After police cordoned off the Ashkona militant hideout in the wee hours on Saturday, Maynul Musa instructed his wife Trisha Moni to wear a suicide vest and blow up herself along with their four-month-old daughter instead of surrendering to police.
Trisha, however, did not carry out the instruction as her love for the baby stopped her from detonating the vest. So, she decided to surrender, according to her statement to the Counter Terrorism and Transnational Crime (CTTC) during interrogation, reports The Daily Star.
Musa took the helm of radical group “Neo JMB” as most of its top leaders died in anti-terror operations following the July 1 Gulshan café attack. The other top leaders are either arrested or under police surveillance, officials say.
The last time Musa visited the Ashkona flat on the ground floor of a three-storey building was on Tuesday when he brought bombs and grenades there. Two other militants who go by the name of Firoz and Selim in the organisation also used to visit the den.
The Star quoted a police source and said that a militant, aged around 18, managed to escape from the flat just before the operation.
Another woman, Jebunnahar Shila, widow of Major (retd) Jahid alias Murad, surrendered along with her one-and-a-half-year-old daughter and with a 9mm pistol and six bullets during the anti-militant operation codenamed “Ripple 24”.
According to CTTC officials, Trisha has expressed remorse for being within militant circle. But Shila has not.
During the operation, a militant named Shakira detonated her suicide vest while rushing to police with her four-year-old daughter Sabina in an apparent motive to blow herself up in the midst of policemen. She was, however, still a few steps away from the law enforcers.
Shakira was killed in the blast with part of her body badly damaged and Sabina suffered severe injuries. A police official was also wounded.
“Analysing our intelligence and information from the militants who surrendered, it seems that the woman [Shakira] could carry out suicide attacks with her daughter elsewhere [had she been alive],” CTTC unit chief Monirul Islam told reporters at Ashkona as a search was in progress in the den.
Shakira first married Iqbal, father of Sabina. After Iqbal died from cancer, she married Suman – a suspected militant missing for over a month.
Around 7:30pm yesterday, a police team left the spot with the body of deceased militant suspect, 14-year-old Afif Kaderi, for Dhaka Medical College morgue.

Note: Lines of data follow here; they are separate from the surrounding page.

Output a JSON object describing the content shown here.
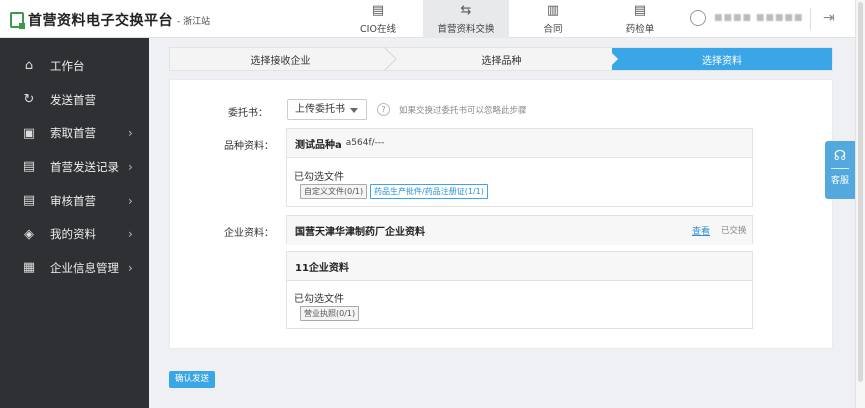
{
  "header": {
    "title": "首营资料电子交换平台",
    "subtitle": "- 浙江站",
    "nav": [
      {
        "label": "CIO在线",
        "icon": "document-icon"
      },
      {
        "label": "首营资料交换",
        "icon": "exchange-icon",
        "active": true
      },
      {
        "label": "合同",
        "icon": "contract-icon"
      },
      {
        "label": "药检单",
        "icon": "report-icon"
      }
    ],
    "user_name": "■■■■ ■■■■■"
  },
  "sidebar": {
    "items": [
      {
        "label": "工作台",
        "icon": "home-icon",
        "arrow": false
      },
      {
        "label": "发送首营",
        "icon": "send-icon",
        "arrow": false
      },
      {
        "label": "索取首营",
        "icon": "request-icon",
        "arrow": true
      },
      {
        "label": "首营发送记录",
        "icon": "record-icon",
        "arrow": true
      },
      {
        "label": "审核首营",
        "icon": "review-icon",
        "arrow": true
      },
      {
        "label": "我的资料",
        "icon": "layers-icon",
        "arrow": true
      },
      {
        "label": "企业信息管理",
        "icon": "company-icon",
        "arrow": true
      }
    ]
  },
  "steps": [
    "选择接收企业",
    "选择品种",
    "选择资料"
  ],
  "form": {
    "entrust_label": "委托书：",
    "entrust_value": "上传委托书",
    "entrust_hint": "如果交换过委托书可以忽略此步骤",
    "product_label": "品种资料：",
    "product_name": "测试品种a",
    "product_spec": "a564f/---",
    "selected_files_label": "已勾选文件",
    "product_tags": [
      {
        "label": "自定义文件(0/1)",
        "style": "gray"
      },
      {
        "label": "药品生产批件/药品注册证(1/1)",
        "style": "blue"
      }
    ],
    "company_label": "企业资料：",
    "company_name": "国营天津华津制药厂企业资料",
    "company_view": "查看",
    "company_status": "已交换",
    "sub_company_name": "11企业资料",
    "sub_selected_files_label": "已勾选文件",
    "sub_tags": [
      {
        "label": "营业执照(0/1)",
        "style": "gray"
      }
    ]
  },
  "confirm_button": "确认发送",
  "service": {
    "label": "客服",
    "icon": "headset-icon"
  },
  "colors": {
    "accent": "#3aa6e8",
    "sidebar_bg": "#2e3033",
    "logo_green": "#3a9a4a"
  }
}
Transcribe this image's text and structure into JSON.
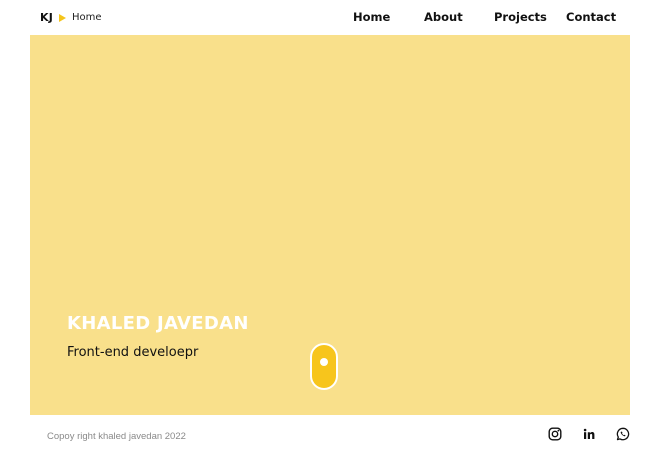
{
  "header": {
    "logo": "KJ",
    "breadcrumb": "Home",
    "nav": [
      "Home",
      "About",
      "Projects",
      "Contact"
    ]
  },
  "hero": {
    "name": "KHALED JAVEDAN",
    "role": "Front-end develoepr"
  },
  "footer": {
    "copyright": "Copoy right khaled javedan 2022",
    "social_icons": [
      "instagram-icon",
      "linkedin-icon",
      "whatsapp-icon"
    ]
  },
  "colors": {
    "accent": "#f7c51c",
    "hero_background": "#f9e08b"
  }
}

Morgue sources said the body reached there around 11:30pm.
Afif, son of “Neo JMB” leader Tanvir Kaderi, who committed suicide during a raid at Azimpur on September 10, got killed around Saturday afternoon during the operation.
Rejecting the call for surrender, Afif opened fire at police, and the law enforcers retaliated by firing shots and gas grenades. Officials say the boy committed suicide or died in the police firing.
Monirul said the militants burnt Tk 12 lakh, a laptop, some mobile phones and documents. It seems that they were using the hideout as their office, he added.
During the search starting at 10:30am yesterday, bomb disposal unit of the CTTC recovered seven grenades, two suicide vests — one with six bombs and the other with four — and two unexploded bombs from the vest that Shakira detonated.
Two 9mm pistols with two live ammunition, and huge bomb-making materials were also found at the den. Officials later defused the grenades and bombs.
Meanwhile, Home Minister Asaduzzaman Khan Kamal said Major (sacked) Syed Ziaul Haque and Nurul Islam Marzan, who had played vital roles in the Gulshan attack and targeted killings, will be arrested anytime. “They will be arrested anytime as they are always under our surveillance,” the minister said.
According to police, Zia, alleged military wing chief of the banned militant outfit Ansar al Islam, had a hand in the targeted killings and murders of bloggers.
Prothom Alo, meanwhile, quoted an International Labour Organisation report saying, around 40 per cent of the young people aged between 15 and 24 years in Bangladesh are ‘not in education, employment or training.’
The actual number of such youth, Bangladesh Bureau of Statistics estimate suggests, would be 11.6 million as there are at present a total of 29 million youth of that age group in the country.
World Bank economist Zahid Hussain called this state as economic wastage which he feels may create social risks.
“Many of the youth cannot secure job opportunities, depending on their general education. It may be easier for the evils to derail this youth force,” World Bank economist Zahid Hussain said.